Avec Marissa Mayer, Yahoo! change une fois encore de directeur général et de stratégie

Avec trois directeurs généraux en moins d’un an, Yahoo! a aujourd’hui besoin d’une stratégie d’entre- prise claire. Alors que Ross Levinsohn, le directeur général par intérim après le renvoi pour CV truqué de Scott Thomson, a su régler le conflit avec Facebook, transformé en partenariat, et entreprendre la cession de la participation de Yahoo! dans Alibaba ; Marissa Mayer, débauchée de Google, devra de son côté retenir les internautes sur les sites du groupe.

Le renvoi subit du directeur général de Yahoo!, Carole Bartz, par le conseil d’administration du groupe en septembre 2011 (voir REM n°20, p.48), suivi de la nomination en janvier 2012 de l’ancien patron de PayPal, Scott Thomson, renvoyé en mai 2012 pour CV truqué (voir REM n°22-23 p.51), a sans aucun doute fragilisé le groupe internet qui, pénalisé par ses résultats, pourrait bien l’être aussi par son conseil d’administration. C’est ce qui explique sans doute pourquoi le conseil d’administration de Yahoo! a préféré recruter Marissa Mayer comme nouveau directeur général du groupe, ce qui lui a permis d’afficher le débauchage médiatique d’une des principales dirigeantes de Google, plutôt que de conserver dans ses fonctions l’efficace Ross Levinsohn, le directeur mondial des activités médias de Yahoo!, qui avait pris la direction générale par intérim.

En effet, après avoir remplacé en urgence Scott Thomson après son départ précipité le 13 mai 2012, Ross Levinsohn a, en deux mois, réglé deux des plus importants dossiers du groupe, à savoir les relations avec le géant chinois Alibaba et le conflit avec Facebook sur le vol de brevets.

Yahoo!, qui depuis 2005 contrôle 40 % du groupe chinois Alibaba, leader dans son pays pour le commerce en ligne, se trouvait depuis l’arrivée de Carole Bartz dans une situation délicate.
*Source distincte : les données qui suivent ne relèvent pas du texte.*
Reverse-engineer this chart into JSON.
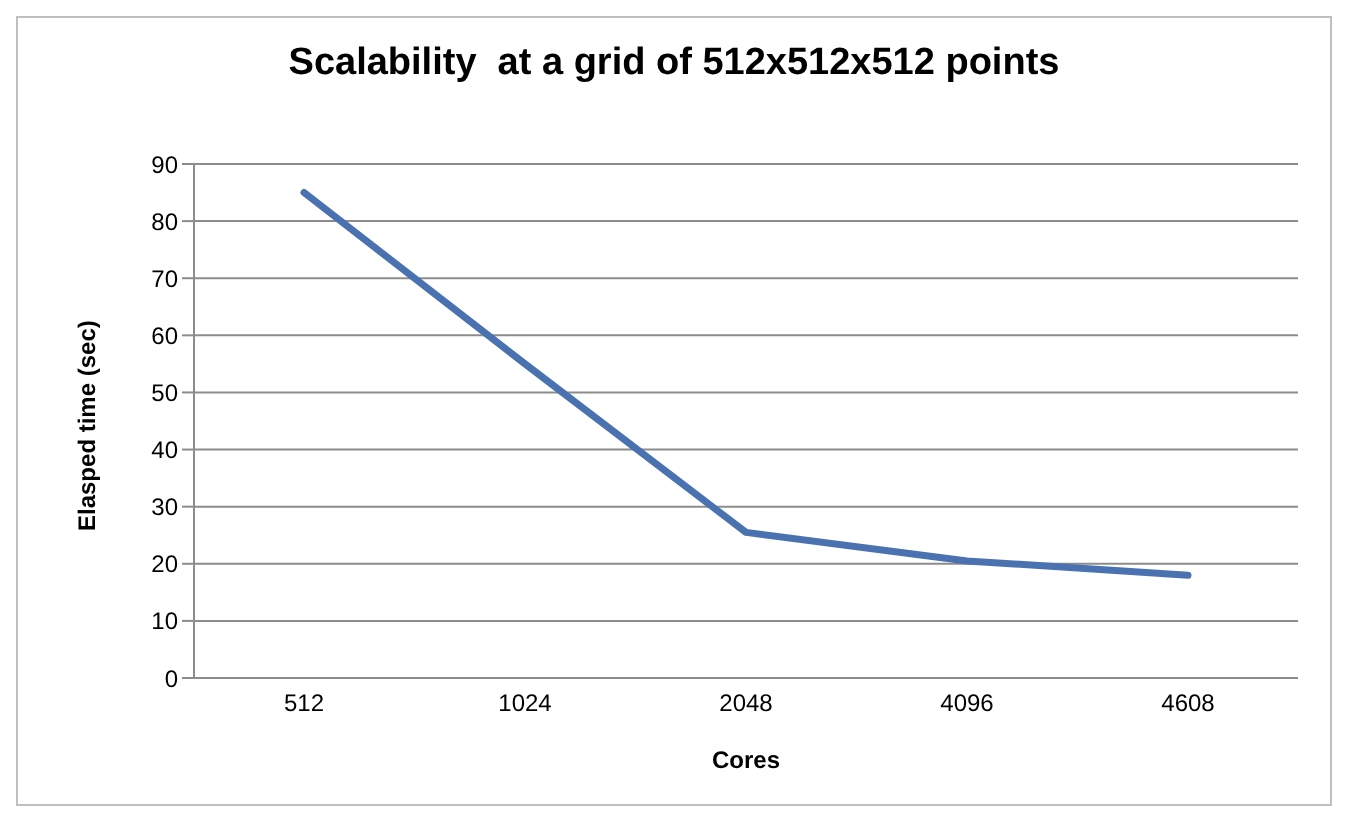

La participation de Yahoo! dans Alibaba constituait le véritable levier de croissance du groupe ces dernières années, mais son PDG, Jack Ma, ne souhaitait plus dépendre du groupe américain qui, avec ses 40 % dans Alibaba, comptait deux sièges sur quatre dans le conseil d’administration du groupe chinois. En quittant le conseil d’administration d’Alibaba en janvier 2012, Jerry Yang, fondateur de Yahoo! et proche de Jack Ma, a probablement encore aggravé les difficultés entre Alibaba et son actionnaire principal. Dans le même temps, les difficultés récurrentes de Yahoo! ont fait que le groupe américain a souhaité vendre ses participations dans les groupes asiatiques, Yahoo! détenant également 35 % de Yahoo! Japan, pour se recentrer sur le marché américain. Un accord aurait donc dû être trouvé avec Alibaba, mais Carole Bartz n’y est pas parvenue et Scott Thomson a préféré mettre fin aux négociations entamées.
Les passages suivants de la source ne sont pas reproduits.